With the NVIDIA BIOS Signature Lock being broken, a Windows utility was released today that allows for cross-flashing BIOS images on graphics cards, raising power limits on pre-Turing GPUs, and have more control around the graphics card’s voltages, fan curve, and other attributes.
The Windows tools are OMGVflash and NVflashk for supporting vBIOS modding and cross-flashing with newer generations of GPUs.
The GeForce GTX 700 series is the last generation of cards to work well with the Nouveau open-source driver and not be contingent upon any extra signed firmware blobs for initialization.
Additionally, the Nouveau developers continuing to work on their kernel DRM driver are currently focused on getting the NVIDIA GPU System Processor (GSP) support in place for better handling RTX 20 series and newer hardware.
But it sure would be nice if things were still like the GeForce GTX 700 days and prior that allowed for better open-source driver support without having to worry about the security/authentication requirements.

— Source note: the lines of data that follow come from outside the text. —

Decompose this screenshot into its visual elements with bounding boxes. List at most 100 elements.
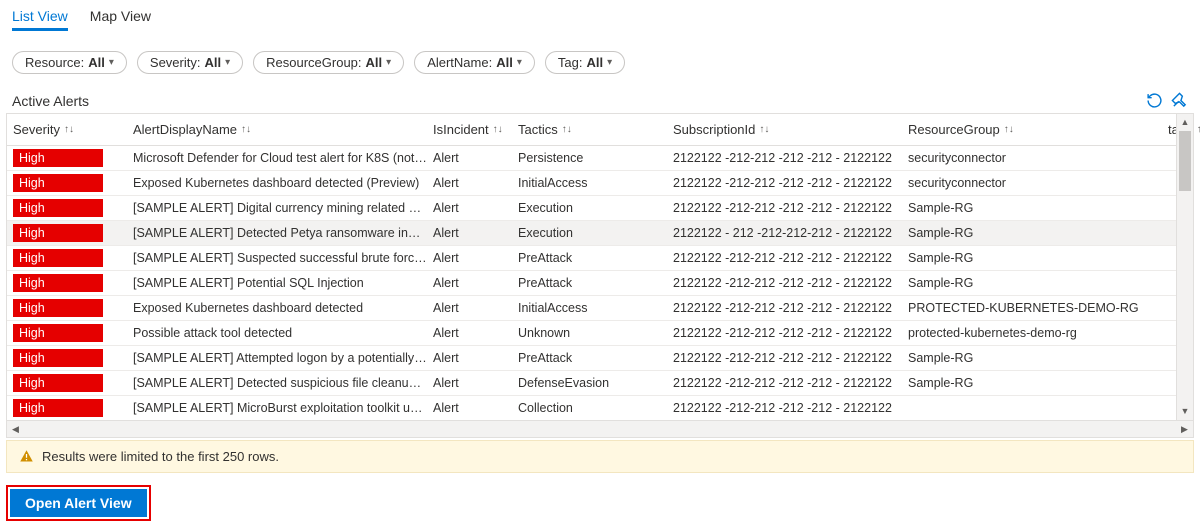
cell-tactics: Collection xyxy=(512,401,667,415)
scroll-right-icon[interactable]: ▶ xyxy=(1176,421,1193,437)
chevron-down-icon: ▾ xyxy=(386,57,391,68)
filter-value: All xyxy=(88,55,105,70)
alerts-grid: Severity↑↓ AlertDisplayName↑↓ IsIncident… xyxy=(6,113,1194,438)
severity-badge: High xyxy=(13,374,103,392)
table-row[interactable]: High [SAMPLE ALERT] Digital currency mini… xyxy=(7,196,1193,221)
filter-bar: Resource: All ▾ Severity: All ▾ Resource… xyxy=(6,37,1194,92)
cell-isincident: Alert xyxy=(427,351,512,365)
sort-icon: ↑↓ xyxy=(759,124,769,135)
cell-subscription: 2122122 - 212 -212-212-212 - 2122122 xyxy=(667,226,902,240)
section-title: Active Alerts xyxy=(12,93,89,109)
filter-resource[interactable]: Resource: All ▾ xyxy=(12,51,127,74)
cell-subscription: 2122122 -212-212 -212 -212 - 2122122 xyxy=(667,376,902,390)
horizontal-scrollbar[interactable]: ◀ ▶ xyxy=(7,420,1193,437)
cell-alertname: Exposed Kubernetes dashboard detected xyxy=(127,301,427,315)
undo-icon[interactable] xyxy=(1146,92,1163,109)
scroll-down-icon[interactable]: ▼ xyxy=(1177,403,1193,420)
cell-alertname: [SAMPLE ALERT] Attempted logon by a pote… xyxy=(127,351,427,365)
sort-icon: ↑↓ xyxy=(493,124,503,135)
scroll-left-icon[interactable]: ◀ xyxy=(7,421,24,437)
cell-resourcegroup: Sample-RG xyxy=(902,376,1162,390)
cell-tactics: InitialAccess xyxy=(512,176,667,190)
filter-alertname[interactable]: AlertName: All ▾ xyxy=(414,51,535,74)
cell-isincident: Alert xyxy=(427,401,512,415)
cell-alertname: [SAMPLE ALERT] MicroBurst exploitation t… xyxy=(127,401,427,415)
cell-resourcegroup: Sample-RG xyxy=(902,251,1162,265)
cell-resourcegroup: Sample-RG xyxy=(902,201,1162,215)
cell-tactics: PreAttack xyxy=(512,251,667,265)
severity-badge: High xyxy=(13,174,103,192)
filter-value: All xyxy=(586,55,603,70)
filter-resourcegroup[interactable]: ResourceGroup: All ▾ xyxy=(253,51,404,74)
cell-alertname: [SAMPLE ALERT] Suspected successful brut… xyxy=(127,251,427,265)
table-row[interactable]: High[SAMPLE ALERT] Suspected successful … xyxy=(7,246,1193,271)
cell-alertname: Exposed Kubernetes dashboard detected (P… xyxy=(127,176,427,190)
cell-resourcegroup: PROTECTED-KUBERNETES-DEMO-RG xyxy=(902,301,1162,315)
table-row[interactable]: High Exposed Kubernetes dashboard detecte… xyxy=(7,171,1193,196)
warning-text: Results were limited to the first 250 ro… xyxy=(42,449,279,464)
severity-badge: High xyxy=(13,149,103,167)
cell-subscription: 2122122 -212-212 -212 -212 - 2122122 xyxy=(667,351,902,365)
cell-subscription: 2122122 -212-212 -212 -212 - 2122122 xyxy=(667,176,902,190)
open-alert-highlight: Open Alert View xyxy=(6,485,151,521)
filter-label: Tag: xyxy=(558,55,583,70)
filter-value: All xyxy=(366,55,383,70)
col-severity[interactable]: Severity↑↓ xyxy=(7,122,127,137)
cell-isincident: Alert xyxy=(427,251,512,265)
sort-icon: ↑↓ xyxy=(1004,124,1014,135)
table-row[interactable]: HighExposed Kubernetes dashboard detecte… xyxy=(7,296,1193,321)
cell-tactics: InitialAccess xyxy=(512,301,667,315)
table-row[interactable]: High[SAMPLE ALERT] Potential SQL Injecti… xyxy=(7,271,1193,296)
col-isincident[interactable]: IsIncident↑↓ xyxy=(427,122,512,137)
sort-icon: ↑↓ xyxy=(562,124,572,135)
column-headers: Severity↑↓ AlertDisplayName↑↓ IsIncident… xyxy=(7,114,1193,146)
table-row[interactable]: High[SAMPLE ALERT] Detected Petya ransom… xyxy=(7,221,1193,246)
cell-subscription: 2122122 -212-212 -212 -212 - 2122122 xyxy=(667,151,902,165)
cell-tactics: Unknown xyxy=(512,326,667,340)
filter-severity[interactable]: Severity: All ▾ xyxy=(137,51,243,74)
col-subscriptionid[interactable]: SubscriptionId↑↓ xyxy=(667,122,902,137)
table-row[interactable]: HighPossible attack tool detectedAlertUn… xyxy=(7,321,1193,346)
severity-badge: High xyxy=(13,349,103,367)
severity-badge: High xyxy=(13,274,103,292)
cell-alertname: [SAMPLE ALERT] Detected Petya ransomware… xyxy=(127,226,427,240)
cell-tactics: DefenseEvasion xyxy=(512,376,667,390)
cell-tactics: Execution xyxy=(512,201,667,215)
cell-alertname: Possible attack tool detected xyxy=(127,326,427,340)
warning-bar: Results were limited to the first 250 ro… xyxy=(6,440,1194,473)
cell-resourcegroup: Sample-RG xyxy=(902,276,1162,290)
table-row[interactable]: High [SAMPLE ALERT] Attempted logon by a … xyxy=(7,346,1193,371)
cell-resourcegroup: securityconnector xyxy=(902,151,1162,165)
filter-value: All xyxy=(496,55,513,70)
vertical-scrollbar[interactable]: ▲ ▼ xyxy=(1176,114,1193,420)
cell-isincident: Alert xyxy=(427,176,512,190)
filter-tag[interactable]: Tag: All ▾ xyxy=(545,51,625,74)
cell-resourcegroup: Sample-RG xyxy=(902,226,1162,240)
scroll-up-icon[interactable]: ▲ xyxy=(1177,114,1193,131)
table-row[interactable]: High [SAMPLE ALERT] MicroBurst exploitati… xyxy=(7,396,1193,420)
grid-body: High Microsoft Defender for Cloud test al… xyxy=(7,146,1193,420)
tab-map-view[interactable]: Map View xyxy=(90,8,151,31)
table-row[interactable]: High Microsoft Defender for Cloud test al… xyxy=(7,146,1193,171)
open-alert-view-button[interactable]: Open Alert View xyxy=(10,489,147,517)
cell-alertname: [SAMPLE ALERT] Detected suspicious file … xyxy=(127,376,427,390)
col-resourcegroup[interactable]: ResourceGroup↑↓ xyxy=(902,122,1162,137)
tab-list-view[interactable]: List View xyxy=(12,8,68,31)
pin-icon[interactable] xyxy=(1171,92,1188,109)
filter-label: ResourceGroup: xyxy=(266,55,361,70)
severity-badge: High xyxy=(13,199,103,217)
cell-alertname: [SAMPLE ALERT] Digital currency mining r… xyxy=(127,201,427,215)
severity-badge: High xyxy=(13,399,103,417)
cell-tactics: PreAttack xyxy=(512,276,667,290)
col-alertdisplayname[interactable]: AlertDisplayName↑↓ xyxy=(127,122,427,137)
cell-alertname: Microsoft Defender for Cloud test alert … xyxy=(127,151,427,165)
cell-isincident: Alert xyxy=(427,301,512,315)
filter-label: Severity: xyxy=(150,55,201,70)
cell-resourcegroup: protected-kubernetes-demo-rg xyxy=(902,326,1162,340)
col-tactics[interactable]: Tactics↑↓ xyxy=(512,122,667,137)
table-row[interactable]: High [SAMPLE ALERT] Detected suspicious f… xyxy=(7,371,1193,396)
filter-value: All xyxy=(204,55,221,70)
filter-label: AlertName: xyxy=(427,55,492,70)
view-tabs: List View Map View xyxy=(6,8,1194,37)
scroll-thumb[interactable] xyxy=(1179,131,1191,191)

The original article contains 442 words, the summary contains 188 words. Saved 57%. I’m a bot and I’m open source!
Can someone ELI5 why this is important? Is there something wrong with NVIDIA drivers?
It’s important because now you can take full control of stats that you weren’t able to because of the lock.
And it migh be good for linux because since the 900 series gpu, or since the lock were first implemented, the open source nvidia driver it’s not able to re-clock the gpu with an higher clock than the boot one (and trust me it’s a really low clock) and you are not able to use a quarter of the power the gpu has.
Even if the code is 100% equals the nvidia one, literally copy pasted, it would not work because the firmware need to be signed by nvidia to do so.
Oh man.
I’m gonna destroy my card again aren’t I?
Here we go again!
It’s not the drivers, but rather the BIOS. Nvidia have set various limits to power, voltage, etc. in there and now modders will be able to unlock those by flashing the vBIOS with a modified version.
This means we get to use our Nvidia cards now like the AMD? In linux I mean
Whether this lock being broken will have any meaningful impact on the Nouveau developers remains to be seen
Unless something changed since it was first posted it was described as the flasher binary on Windows having a built in bypass. They used that to enable flashing anything to any card. They did not reverse engineer the signature check algorithm or actually crack it.
One dude traced the binary to the point in code execution where he found the bypass. The other dude tried to do some more complicated methods of finding the bypass and then rushed to release whatever he had because the other dude found it in one sitting.
It doesn’t sound to me like this would be very helpful other than trying other signed firmware on a card.